Folha de S. Paulo


Para Vladimir Putin e Rússia, 2016 foi um ano dourado

Alexei Nikolsky/Sputnik/Associated Press
O presidente da Rússia, Vladimir Putin, discursa para agentes do Serviço Secreto em Moscou
O presidente da Rússia, Vladimir Putin, discursa para agentes do Serviço Secreto em Moscou

O ano que se encerra promete não deixar saudades em muitas partes do mundo.

Na América Latina, o Brasil vê-se enredado em suas múltiplas crises. A Argentina, no rescaldo do kirchnerismo, tem desempenho decepcionante na economia.
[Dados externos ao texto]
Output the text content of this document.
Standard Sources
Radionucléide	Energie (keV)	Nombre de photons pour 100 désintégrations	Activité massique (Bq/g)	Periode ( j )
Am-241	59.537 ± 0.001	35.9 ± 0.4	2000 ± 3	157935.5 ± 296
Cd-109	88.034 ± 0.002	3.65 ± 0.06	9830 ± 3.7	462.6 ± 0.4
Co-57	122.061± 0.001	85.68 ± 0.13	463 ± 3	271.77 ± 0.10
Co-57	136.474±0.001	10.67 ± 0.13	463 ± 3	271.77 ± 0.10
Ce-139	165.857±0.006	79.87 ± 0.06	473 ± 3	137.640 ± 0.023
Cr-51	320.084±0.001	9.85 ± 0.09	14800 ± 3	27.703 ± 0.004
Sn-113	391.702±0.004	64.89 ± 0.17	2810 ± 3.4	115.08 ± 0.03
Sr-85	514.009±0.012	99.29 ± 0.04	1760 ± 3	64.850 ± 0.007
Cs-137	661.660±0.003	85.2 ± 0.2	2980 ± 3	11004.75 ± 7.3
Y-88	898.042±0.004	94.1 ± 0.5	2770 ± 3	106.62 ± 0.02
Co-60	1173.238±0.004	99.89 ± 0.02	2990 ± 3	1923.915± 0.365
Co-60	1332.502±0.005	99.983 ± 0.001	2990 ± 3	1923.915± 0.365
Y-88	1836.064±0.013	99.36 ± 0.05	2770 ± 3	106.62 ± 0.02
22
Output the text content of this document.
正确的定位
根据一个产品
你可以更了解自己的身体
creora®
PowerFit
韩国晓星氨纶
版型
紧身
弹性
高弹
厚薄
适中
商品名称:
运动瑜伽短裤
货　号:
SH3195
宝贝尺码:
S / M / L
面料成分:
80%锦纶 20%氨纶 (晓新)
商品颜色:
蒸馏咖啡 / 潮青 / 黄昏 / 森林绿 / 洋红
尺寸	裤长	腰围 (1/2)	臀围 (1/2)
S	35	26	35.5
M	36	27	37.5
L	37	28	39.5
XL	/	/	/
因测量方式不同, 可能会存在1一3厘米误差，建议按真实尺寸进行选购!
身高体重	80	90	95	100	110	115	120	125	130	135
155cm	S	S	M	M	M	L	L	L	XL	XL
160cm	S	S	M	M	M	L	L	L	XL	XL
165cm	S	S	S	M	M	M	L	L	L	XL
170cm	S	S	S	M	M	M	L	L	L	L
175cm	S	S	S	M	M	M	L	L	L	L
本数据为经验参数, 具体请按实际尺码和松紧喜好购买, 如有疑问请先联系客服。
A Venezuela é um estado falido.

Colômbia, Peru e Chile —juntamente com o México (país onde se sentem os principais danos colaterais da recente eleição nos EUA)— terão de repensar suas estratégias de inserção global.

É isso que resultará da tendência protecionista que ganha tração na Casa Branca. Trata-se de forças que também impactam a Ásia —num suspense que pode inibir a interdependência econômica no Pacífico.
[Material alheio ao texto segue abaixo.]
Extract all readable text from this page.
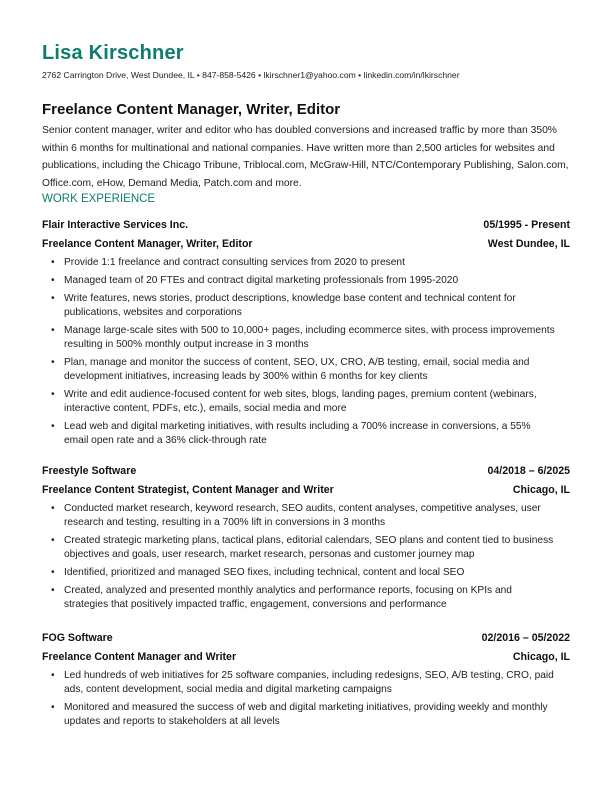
Lisa Kirschner
2762 Carrington Drive, West Dundee, IL • 847-858-5426 • lkirschner1@yahoo.com • linkedin.com/in/lkirschner
Freelance Content Manager, Writer, Editor
Senior content manager, writer and editor who has doubled conversions and increased traffic by more than 350% within 6 months for multinational and national companies. Have written more than 2,500 articles for websites and publications, including the Chicago Tribune, Triblocal.com, McGraw-Hill, NTC/Contemporary Publishing, Salon.com, Office.com, eHow, Demand Media, Patch.com and more.
WORK EXPERIENCE
Flair Interactive Services Inc.	05/1995 - Present
Freelance Content Manager, Writer, Editor	West Dundee, IL
• Provide 1:1 freelance and contract consulting services from 2020 to present
• Managed team of 20 FTEs and contract digital marketing professionals from 1995-2020
• Write features, news stories, product descriptions, knowledge base content and technical content for publications, websites and corporations
• Manage large-scale sites with 500 to 10,000+ pages, including ecommerce sites, with process improvements resulting in 500% monthly output increase in 3 months
• Plan, manage and monitor the success of content, SEO, UX, CRO, A/B testing, email, social media and development initiatives, increasing leads by 300% within 6 months for key clients
• Write and edit audience-focused content for web sites, blogs, landing pages, premium content (webinars, interactive content, PDFs, etc.), emails, social media and more
• Lead web and digital marketing initiatives, with results including a 700% increase in conversions, a 55% email open rate and a 36% click-through rate
Freestyle Software	04/2018 – 6/2025
Freelance Content Strategist, Content Manager and Writer	Chicago, IL
• Conducted market research, keyword research, SEO audits, content analyses, competitive analyses, user research and testing, resulting in a 700% lift in conversions in 3 months
• Created strategic marketing plans, tactical plans, editorial calendars, SEO plans and content tied to business objectives and goals, user research, market research, personas and customer journey map
• Identified, prioritized and managed SEO fixes, including technical, content and local SEO
• Created, analyzed and presented monthly analytics and performance reports, focusing on KPIs and strategies that positively impacted traffic, engagement, conversions and performance
FOG Software	02/2016 – 05/2022
Freelance Content Manager and Writer	Chicago, IL
• Led hundreds of web initiatives for 25 software companies, including redesigns, SEO, A/B testing, CRO, paid ads, content development, social media and digital marketing campaigns
• Monitored and measured the success of web and digital marketing initiatives, providing weekly and monthly updates and reports to stakeholders at all levels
EUA em Europa ainda buscam se reequilibrar depois dos choques sísmicos do Brexit e da vitória de Trump. Ambos acontecimentos são mergulhos no desconhecido.

A China observa o crescimento econômico desacelerar e os números de seu PIB não gozam de credibilidade junto a muitos agentes econômicos. Indianos veem sua economia arremeter, mas se questiona até quando isso pode continuar se Narendra Modi hesitar nas reformas estruturais. A Índia cumprirá pouco de sua promessa se apenas amparar-se na formalização do mercado de trabalho.

Em suma, para a maioria dos países, 2016 representa período em que se consolidaram "tempestades perfeitas". Ou, na hipótese menos sombria, um ano de subdesempenho e multiplicação de incertezas.

Há, contudo, uma exceção. 2016 foi um ano dourado para a Rússia de Vladimir Putin. O mercado acionário russo teve 51% de valorização medida em dólar nos últimos doze meses. Neste ano, o PIB russo ainda experimentará declínio de 0,6%, mas para 2017 volta a expectativa de crecimento que pode chegar a 2%.

O resultado das eleições nos EUA e o que se projeta como liderança política na Europa, sobretudo se François Fillon vencer a corrida presidencial na França, é uma atmosfera bem menos adversa a Moscou. Nesse cenário, é possível cogitar o fim das sanções impostas à Rússia desde que esta anexou a Crimeia.

A escolha de Rex Tillerson, executivo da ExxonMobil, para chefiar a diplomacia americana, garante ao Kremlin alguém que entende as necessidades russas por segurança em seu entorno geográfico e convida a muitos cenários de cooperação.

E isso se dá num instante em que Putin apostou na diversificação de sua opções de política externa como peça-chave de suas cartadas geopolíticas.

O presidente russo visitou o Japão e o intercâmbio com Tóquio mostra-se em seu momento mais promissor das últimas décadas. Atenuou relações com a Turquia de Erdogan, o que lhe permite um frio cálculo político para aquele país mesmo após o brutal assassinato de seu embaixador em Ancara. E, na destruída Síria, a Rússia hoje é sem dúvida a potência mais determinante.

Putin atuou para que a Arábia Saudita concordasse em reduzir sua produção de petróleo —levando ao aumento do barril da commodity, algo essencial para a saúde macroeconômica russa.

Trabalhou para aumentar a presença de sócios do Oriente Médio (como a de um consórcio de investimento do Qatar) na composição acionária da gigante de óleo e gás Rosneft.

Uma capa de "The Economist" em outubro de 2015 mostrava Xi Jinping e Barack Obama jogando o pôquer da geopolítica global.

Tinham como companhia um Putin descamisado e de óculos escuros, certamente "blefando" com as poucas cartas que tinha nas mãos para assegurar-lhe uma lugar à mesa dos que regem o mundo.

Goste-se ou não de Putin, e a julgar a predileção do povo russo por líderes fortes e posições de poder, tal "blefe" tem dado certo. Mais que tudo, 2016 foi ano em que os russos realimentaram o amor próprio. Sentem que seu país voltou ao centro do palco da política mundial.

Nessa dinâmica, Putin segue firme para que, nas eleições presidenciais de 2018, assegure mais um ciclo no comando do Kremlin.